Winnipeg’s post-season run began with a strong outing against the Calgary Flames, but that optimism lasted a whopping 5 minutes before Mark Scheifele was injured in a collision with Matthew Tkachuk. The Jets centre took a rogue skate from Tkachuk to the back of the ankle and went down in a heap, unable to stand under his own power. From then on, the tone of the game shifted dramatically and Winnipeg struggled to create much of anything in a dispiriting 4-1 loss.
The First Period
Things looked very bright before Scheifele’s injury. The Jets forwards looked up to the task of dispatching the Flames and were able to exit their own zone a lot more frequently than they did against Vancouver. Winnipeg’s depth players were creating quality offensive looks against Flames goalie Cam Talbot, and the Jets were outshooting Calgary 7-1 in just a matter of minutes.
Once Scheifele exited the game, the Jets were still in the driver’s seat for a stretch. Calgary wasn’t getting much going at all and took some time to warm up. Once the Flames started skating, though, the Jets began to struggle mightily. Despite the onslaught of Calgary rushes, most of which weren’t amazingly dangerous, the Jets struck first with a well-worked goal from Andrew Copp. The Jets, against all odds, were up 1-0.
The Second Period
“So you see, that’s where the trouble began...” accurately sums up the middle 20 minutes of the game. With a 1-0 lead, the Jets started to fall apart and began taking careless penalties. Earlier into the period, Johnny Gaudreau made the Jets pay and evened it up. Winnipeg earned a power play a few minutes later but the inept special teams play led to a shorthanded goal for Tobias Rieder. There was an interference from Derek Ryan on the pursuing Josh Morrissey, but it wasn’t enough for the refs to call the penalty.

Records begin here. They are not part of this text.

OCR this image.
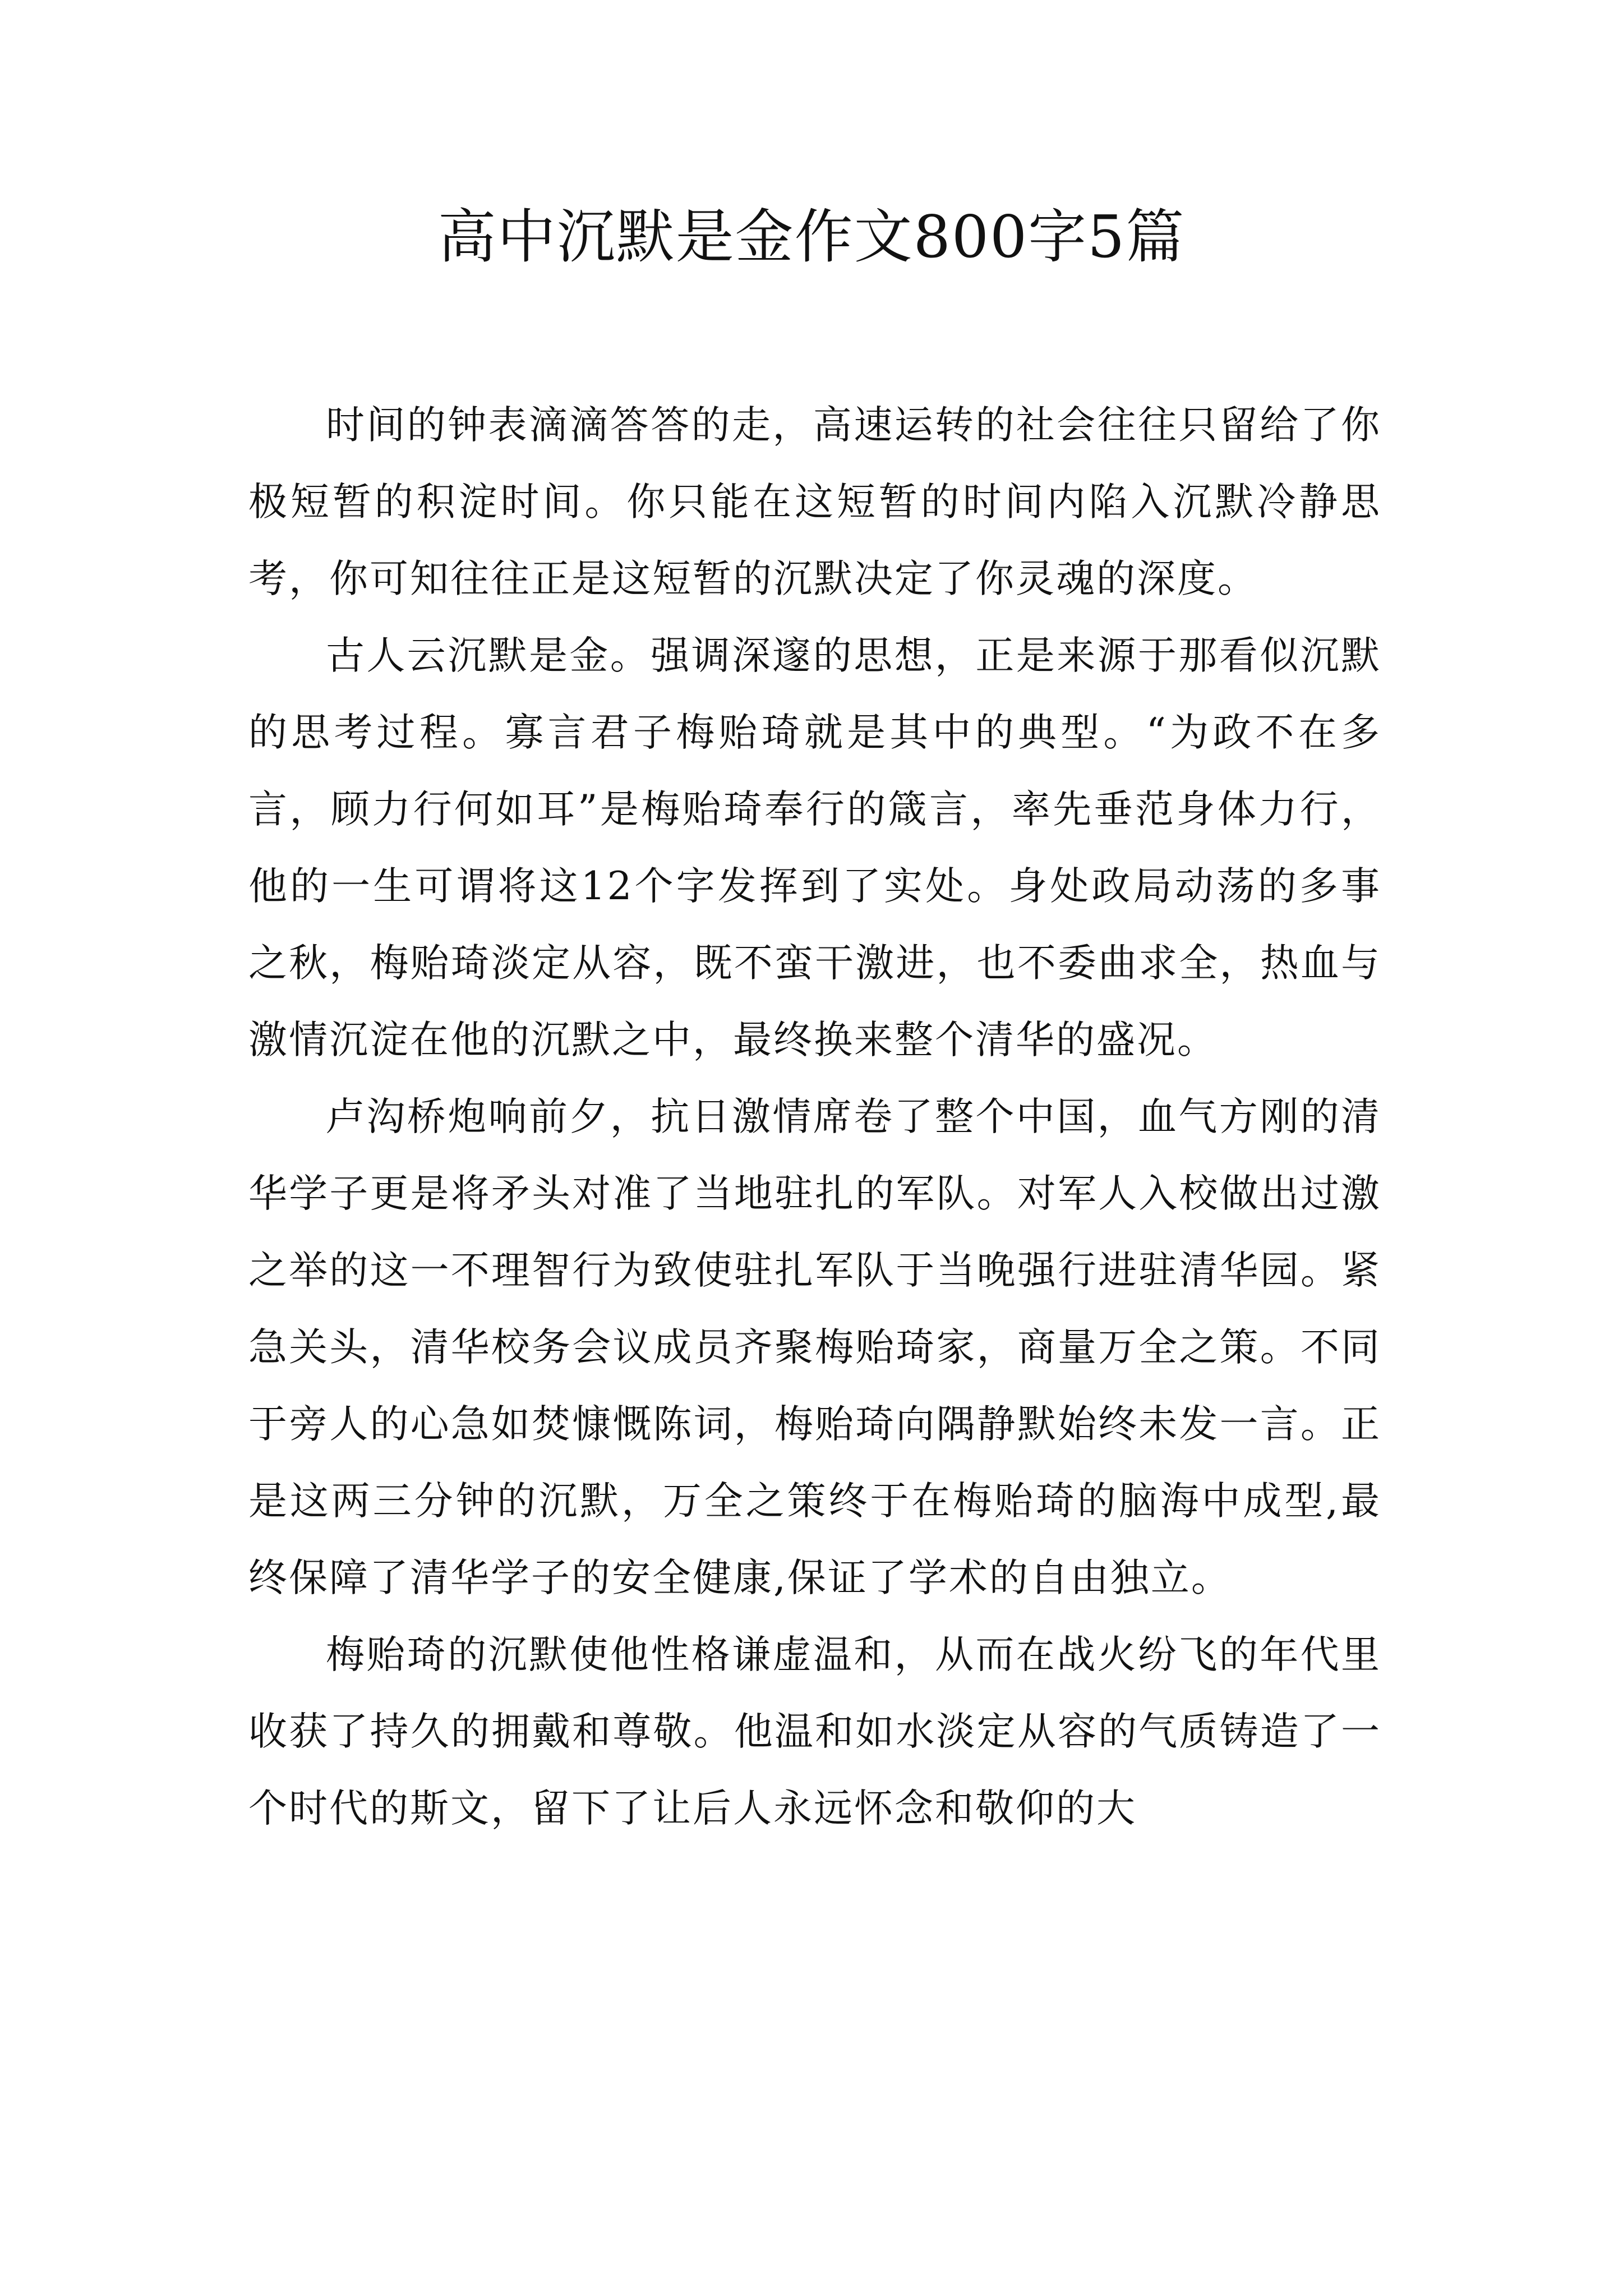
高中沉默是金作文800字5篇

时间的钟表滴滴答答的走，高速运转的社会往往只留给了你极短暂的积淀时间。你只能在这短暂的时间内陷入沉默冷静思考，你可知往往正是这短暂的沉默决定了你灵魂的深度。

古人云沉默是金。强调深邃的思想，正是来源于那看似沉默的思考过程。寡言君子梅贻琦就是其中的典型。“为政不在多言，顾力行何如耳”是梅贻琦奉行的箴言，率先垂范身体力行，他的一生可谓将这12个字发挥到了实处。身处政局动荡的多事之秋，梅贻琦淡定从容，既不蛮干激进，也不委曲求全，热血与激情沉淀在他的沉默之中，最终换来整个清华的盛况。

卢沟桥炮响前夕，抗日激情席卷了整个中国，血气方刚的清华学子更是将矛头对准了当地驻扎的军队。对军人入校做出过激之举的这一不理智行为致使驻扎军队于当晚强行进驻清华园。紧急关头，清华校务会议成员齐聚梅贻琦家，商量万全之策。不同于旁人的心急如焚慷慨陈词，梅贻琦向隅静默始终未发一言。正是这两三分钟的沉默，万全之策终于在梅贻琦的脑海中成型,最终保障了清华学子的安全健康,保证了学术的自由独立。

梅贻琦的沉默使他性格谦虚温和，从而在战火纷飞的年代里收获了持久的拥戴和尊敬。他温和如水淡定从容的气质铸造了一个时代的斯文，留下了让后人永远怀念和敬仰的大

The Jets continued to implode, especially on special teams, and conceded a second power play goal to Mikael Backlund just before the end of the second period. For as bad as the Jets were, all of the damage was done on special teams situations. Neither team was really creating anything of note at even-strength.
The Third Period
Winnipeg started to try and climb back into a dispiriting game. Ehlers and a few other Jets nailed the post several times, but luck did not favor the Jets in this one. Calgary was content to sit back and counter, letting the 3-1 lead carry them through. Winnipeg may had have some power plays in this period, but they were so bad that I’ve tried to burn them from memory. The Jets desperately need someone else to coach the power play unit because the insistence on feeding everything through Pionk at the point breaks the entire structure.

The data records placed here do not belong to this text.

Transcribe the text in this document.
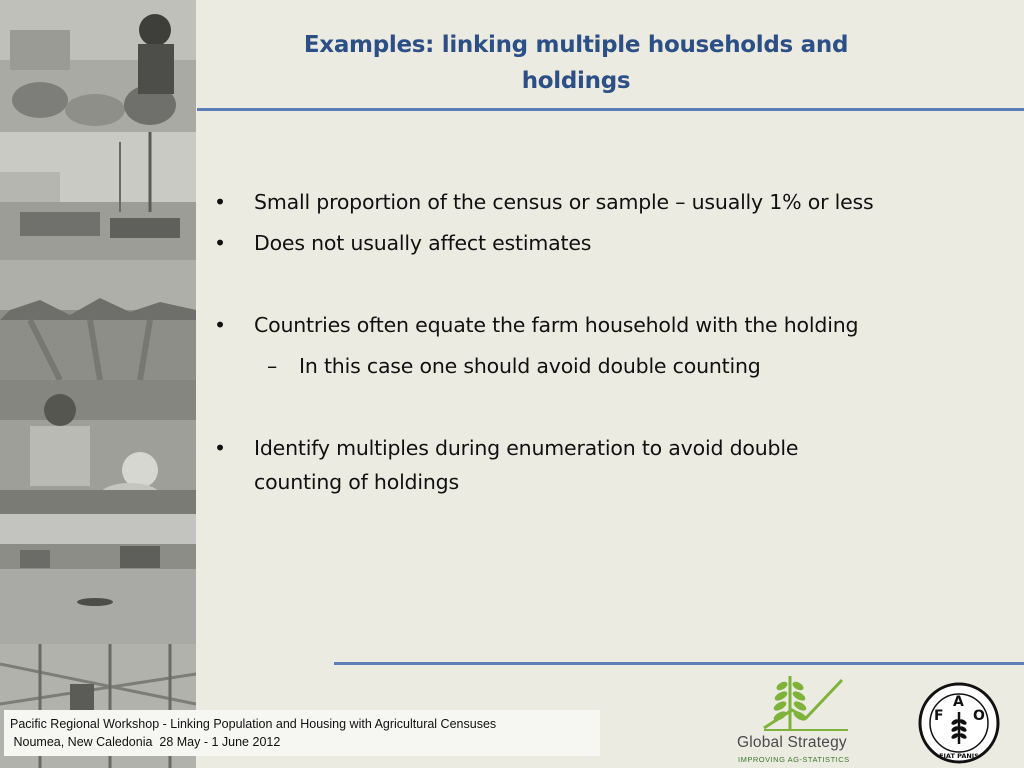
Examples: linking multiple households and
holdings
• Small proportion of the census or sample – usually 1% or less
• Does not usually affect estimates
• Countries often equate the farm household with the holding
– In this case one should avoid double counting
• Identify multiples during enumeration to avoid double
counting of holdings
Pacific Regional Workshop - Linking Population and Housing with Agricultural Censuses
Noumea, New Caledonia  28 May - 1 June 2012	Global Strategy
IMPROVING AG-STATISTICS
F
A
O
FIAT PANIS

The Flames weathered Winnipeg’s storm and sealed the deal with an empty-net goal. The 4-1 loss puts the Jets in a major hole early in this series, and now there’s a decent chance a late-game injury to Patrik Laine will sideline him as well. Winnipeg is fast approaching lotto-pick territory, as there’s little depth to replace either one of Laine or Scheifele.
The Jets are in tough.
This series was going to be difficult for Winnipeg to begin with, but it seems nigh impossible now. Scheifele’s injury is reportedly a cut of some kind, but we won’t know the severity for the time being. Laine is still being looked at, so his status is also unclear. The Jets are going to have to scrap every ounce of resolve before Monday, because this series is very much in jeopardy as-is.
Calgary wasn’t particularly good either.
For all of Winnipeg’s mistakes, it’s not like the Flames were some juggernaut team. They mostly focused on trying to assassinate Winnipeg’s roster, but didn’t create much at even-strength. They didn’t need to do much, all told. If the Jets come out with a competent performance on Monday and even the series, there’s still a chance for a comeback.
Is it worth winning at this point?
I’m struggling with this question, because I very much want Winnipeg to smash the Flames. By the same token, neither the Jets nor the Flames are well-equipped to handle future rounds. If both Laine and Scheifele are done for the year, then it seems best for the Jets to exit now. Their lottery odds will sit at 12.5%, which is more than enough for me. Bow out as gracefully as possible and hope the lotto balls grant you a franchise attacker for the future.